What the attack on Mayor Vincent Jeanbrun and his family could mean for the future of France
Riots in France are not a new nor surprising phenomenon to anyone who has observed French affairs for any significant length of time. They are seasonal occurrences, destructive but expected; like the Mistral that howls down the Rhône valley in winter. Just in the past few years, France has seen the gilets jaunes revolution, the pension reform strikes, the May Day protests, and numerous protests against Covid restrictions that the police turned into harrowing scenes of brutal violence, along with plenty of football riots and one-off manifestations. But to find a precedent for the current protests, one must go back to 2005, when youth from the North African and Sub-Saharan African ghettos outside of Paris carried out a three-week spree of public arson.
The 2005 riots were sparked much in the same way as the current ones. Police arrived at a construction site to investigate a reported break-in and a group of young Africans fled to avoid being questioned. Three of the youths attempted to hide in an electrical substation, where two died of electrocution and a third was seriously burned. The current riots were precipitated by a 17-year-old, Nahel Merzouk, who had led two motorcycle cops on a chase after they tried to pull him over for reckless driving. Traffic had forced him to stop and the two officers came to his window, one with his gun drawn. When the traffic congestion cleared, Merzouk restarted the car and attempted to flee. He was fatally shot at close range in the process. He had been charged with resisting arrest just the previous weekend, the latest of fifteen other criminal incidents in his judicial file, including selling drugs. In both waves of rioting, the precipitating factor was the African youth of the banlieues — the suburbs outside of the major cities which the French working classes have been driven out of and replaced by third-world migrants — suffering the consequences of their own refusal to cooperate peacefully. President Macron’s response to the Merzouk incident was to call it “inexcusable and unforgivable.” Merzouk’s mother took to TikTok to call for “a revolt for my son.” And a revolt is what she got.

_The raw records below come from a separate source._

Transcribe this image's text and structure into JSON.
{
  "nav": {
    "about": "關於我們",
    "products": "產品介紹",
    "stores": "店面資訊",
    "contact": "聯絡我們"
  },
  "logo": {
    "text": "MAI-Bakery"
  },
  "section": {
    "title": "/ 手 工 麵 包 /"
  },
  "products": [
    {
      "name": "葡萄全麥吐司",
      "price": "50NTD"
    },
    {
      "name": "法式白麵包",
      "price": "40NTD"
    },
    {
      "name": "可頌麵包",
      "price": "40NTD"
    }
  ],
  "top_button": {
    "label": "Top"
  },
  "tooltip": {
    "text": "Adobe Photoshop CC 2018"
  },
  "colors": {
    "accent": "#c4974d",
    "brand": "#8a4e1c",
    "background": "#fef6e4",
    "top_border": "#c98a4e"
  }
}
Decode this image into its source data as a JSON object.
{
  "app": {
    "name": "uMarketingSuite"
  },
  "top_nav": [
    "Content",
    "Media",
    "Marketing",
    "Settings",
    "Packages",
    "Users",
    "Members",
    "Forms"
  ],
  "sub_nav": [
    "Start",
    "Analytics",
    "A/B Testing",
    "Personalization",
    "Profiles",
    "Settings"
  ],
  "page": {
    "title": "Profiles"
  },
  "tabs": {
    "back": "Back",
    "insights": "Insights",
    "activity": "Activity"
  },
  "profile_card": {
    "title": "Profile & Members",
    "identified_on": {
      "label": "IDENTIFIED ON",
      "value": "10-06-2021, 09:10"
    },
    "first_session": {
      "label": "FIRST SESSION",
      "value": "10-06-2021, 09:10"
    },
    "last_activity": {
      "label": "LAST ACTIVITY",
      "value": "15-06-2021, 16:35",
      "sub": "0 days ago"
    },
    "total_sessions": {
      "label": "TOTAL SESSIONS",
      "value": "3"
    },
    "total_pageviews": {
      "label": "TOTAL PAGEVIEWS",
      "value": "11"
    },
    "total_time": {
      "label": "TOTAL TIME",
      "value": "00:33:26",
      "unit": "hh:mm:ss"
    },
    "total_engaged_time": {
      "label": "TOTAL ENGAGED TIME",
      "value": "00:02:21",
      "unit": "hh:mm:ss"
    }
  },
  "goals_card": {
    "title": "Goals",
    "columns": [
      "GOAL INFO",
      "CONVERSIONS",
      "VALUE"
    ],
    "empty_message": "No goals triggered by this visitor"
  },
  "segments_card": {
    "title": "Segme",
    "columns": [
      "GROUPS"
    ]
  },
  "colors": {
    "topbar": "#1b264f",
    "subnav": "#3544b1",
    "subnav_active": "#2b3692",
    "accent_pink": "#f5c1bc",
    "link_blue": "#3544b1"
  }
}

The first days of the riots followed a normal pattern, with most expecting that they would blow over after a while with no significant change in the political situation. But last night, the home of the conservative mayor of the Paris suburb of L’Haÿ-les-Roses, Vincent Jeanbrun, was attacked and set on fire by rioters. This escalation could prove significant in reshaping center-right sentiments moving forward. Jeanbrun was tending to mayoral responsibilities at the town hall, but his wife, Melanie Nowak, and their two young daughters aged five and seven were at home asleep during the attack. As his wife attempted to flee with their daughters, the rioters attacked them, breaking her leg and injuring one of the little girls. It was a clear assassination attempt, something that goes beyond the “norms” of French riots. It was also aimed at a leader of the most consequential political faction. Vincent Jeanbrun is not merely a mayor, he is also the spokesman for Les Républicains, the mainstream center-right party of France and the linchpin of the cordon sanitaire that has thus far kept the right-right out of contention for the French Presidency.

In last year’s presidential election, Les Républicains had something of an internal identity crisis over just how strongly they would oppose mass migration and take on the problem of the dysfunctional banlieues and rampant criminality in them. Arch-Conservative Éric Ciotti, leader of the party’s internal À DROITE! (To the Right!) movement, won the first ballot for the Presidential nomination but lost to the more centrist technocrat Valérie Pécresse in the runoff. Pécresse took a stronger stance on migration and the banlieues than expected, even referencing the Great Replacement at one point, but was ultimately seen as a lesser imitation of Macron. She came in a dismal fifth place in the first round of voting (the worst-ever result for Les Républicains and their Gaullist predecessors) and called on her party to support Macron against Le Pen in the runoff. Since then, there have been positive signs that Les Républicains have tired of playing the role of Macron-enablement and are finally moving to the Right. Last December, Ciotti was elected as leader of Les Républicains. As the largest party in the upper-house Senate, Les Républicains control the legislative agenda of the Republic.
The attempted assassination of their party spokesman turns a new page in center-right politics for France, one that threatens the cordon sanitaire that has kept the French Presidency out of the hands of the Right. For the rest of his presidency, Macron will face pressure from an increasingly hardening Right to accommodate policy demands on migration and internal order, or else his legislative agenda will grind to a halt. One can easily envision an alliance coalescing ahead of the next elections that mirror the center-right/hard-right partnerships that have successfully taken power in other European countries. If the center-right allies with the Right populists and nationalists as they have in Sweden and Italy, it could potentially break the political logjam. The next few weeks will determine whether the spirit of the French people will be one of submission, or of defiance.